With two months of intense training under their belts, the gunners and horsemen of Battery I of the 1st New York Light Artillery took to the parade grounds of their Buffalo, New York, camp for one last time. There they stood proudly in their dress uniforms, buttons and buckles flashing in the sun. Freshly painted tampions graced the muzzles of their cannon. It was October 16, 1861, and the time had come for these German immigrants to march off to war and prove their mettle.

For the most part, this unit commanded by Captain Michael Wiedrich of Lancaster served admirably. Wiedrich’s Battery, as the unit was known, began its wartime service among the defenders of Washington, D.C., and remained at the capital until March 1862. Next it joined Major General John C. Frémont’s army in chasing Major General Thomas J. “Stonewall” Jackson’s army in April and May and fighting against Jackson in the Battle of Cross Keys in June. Future years would find the unit at Gettysburg and marching through Georgia with Major General William T. Sherman’s army.

But July 1862 found Battery I encamped at the town of Sperryville, Virginia, where two of the artillerymen got seriously sidetracked from the business of fighting a war. On the night of July 16, Private Louis Sorg, Private Louis P. Troest, and Jerry Spades, a black servant of Wiedrich’s, wandered out of camp and ended up a few miles away at the home of a widow whose name was recorded only as “Mrs. Swindler.” Perhaps believing they could behave as they pleased in enemy territory without fear of punishment, the men tore apart Swindler’s house and outbuildings, taking valuables and destroying property. The ugly situation took a turn for the worse when Polly Walker, a slave owned by Swindler, was raped.
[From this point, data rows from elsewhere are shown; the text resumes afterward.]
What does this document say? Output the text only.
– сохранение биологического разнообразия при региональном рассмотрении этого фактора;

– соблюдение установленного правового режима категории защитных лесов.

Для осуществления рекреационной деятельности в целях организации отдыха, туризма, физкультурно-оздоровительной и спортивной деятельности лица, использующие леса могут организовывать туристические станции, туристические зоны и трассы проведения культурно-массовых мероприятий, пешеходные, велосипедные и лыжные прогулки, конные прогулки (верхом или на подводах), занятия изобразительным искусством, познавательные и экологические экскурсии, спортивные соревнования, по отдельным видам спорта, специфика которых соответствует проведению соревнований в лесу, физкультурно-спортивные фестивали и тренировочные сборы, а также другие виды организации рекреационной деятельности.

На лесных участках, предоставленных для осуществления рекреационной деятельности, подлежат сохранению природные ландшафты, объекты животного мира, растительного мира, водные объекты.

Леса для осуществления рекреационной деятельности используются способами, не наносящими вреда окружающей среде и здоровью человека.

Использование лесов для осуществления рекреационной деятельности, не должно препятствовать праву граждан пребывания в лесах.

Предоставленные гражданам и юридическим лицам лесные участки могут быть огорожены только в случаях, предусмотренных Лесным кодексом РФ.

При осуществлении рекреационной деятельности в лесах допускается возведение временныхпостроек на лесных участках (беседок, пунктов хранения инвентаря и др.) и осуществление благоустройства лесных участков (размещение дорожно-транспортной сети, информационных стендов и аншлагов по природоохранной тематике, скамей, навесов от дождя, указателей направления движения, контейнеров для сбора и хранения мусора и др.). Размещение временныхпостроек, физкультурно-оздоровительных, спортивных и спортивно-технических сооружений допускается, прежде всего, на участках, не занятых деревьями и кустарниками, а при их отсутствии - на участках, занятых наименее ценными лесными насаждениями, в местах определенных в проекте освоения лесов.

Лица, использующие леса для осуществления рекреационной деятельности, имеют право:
Union authorities responded to the incident quickly, arresting the three men and convening a court-martial within the week, on July 22. The court, presided over by Colonel James Cantwell of the 82d Ohio, was to consider the charges of absence without leave and “committing numerous depredations upon the private property of a Mrs. Swindler,” property that included a slave woman. Troest was also charged with rape, and Spades, with assisting in a rape. The first defendant to be tried was Troest, who pled guilty to charges of A.W.O.L. and theft, but denied the accusation of rape. But then came the witnesses.

Swindler herself was the first to testify. “He rode up into my yard about the 16th of July and called for cherries, and then for bread, and next for milk,” she testified. “I set some milk, bread and honey for them to eat, and they had taken seats at the table.”

Up to that point, Swindler said, she had been concerned, but not frightened. “Then they got up and went through the house breaking locks and plundering whatever suited them,” she continued. “They pretended they were looking for a pistol and a gun. Then they turned my things upside down. They asked me a great many questions, and said there would be many men there presently to set my house on fire. I started to leave, but they ordered me back, so I set in the door. They said if I left, they would kill me.”

The court asked her if the men stole anything. “They robbed my house, my henhouse, my springhouse and my garden,” she responded. “They went upstairs and through all my rooms and took coverlets, blankets and oilcoat clothing, socks, dried cherries and other articles. They put a silk dress and a coverlet on the floor, poured preserves on them, and then trampled on them until they were spoiled. There was only me there, no man, and a Negro boy, and a Negro woman.

“They took all my sugar, coffee and preserves, then abused me for not having more. They killed some fowls, which they did not carry away. All the time they called me a ‘god dammed secessionist.’ I went to this man here [indicating Troest] and requested him to leave my pitcher. He drew his sabre on me and ordered me to go into the house.”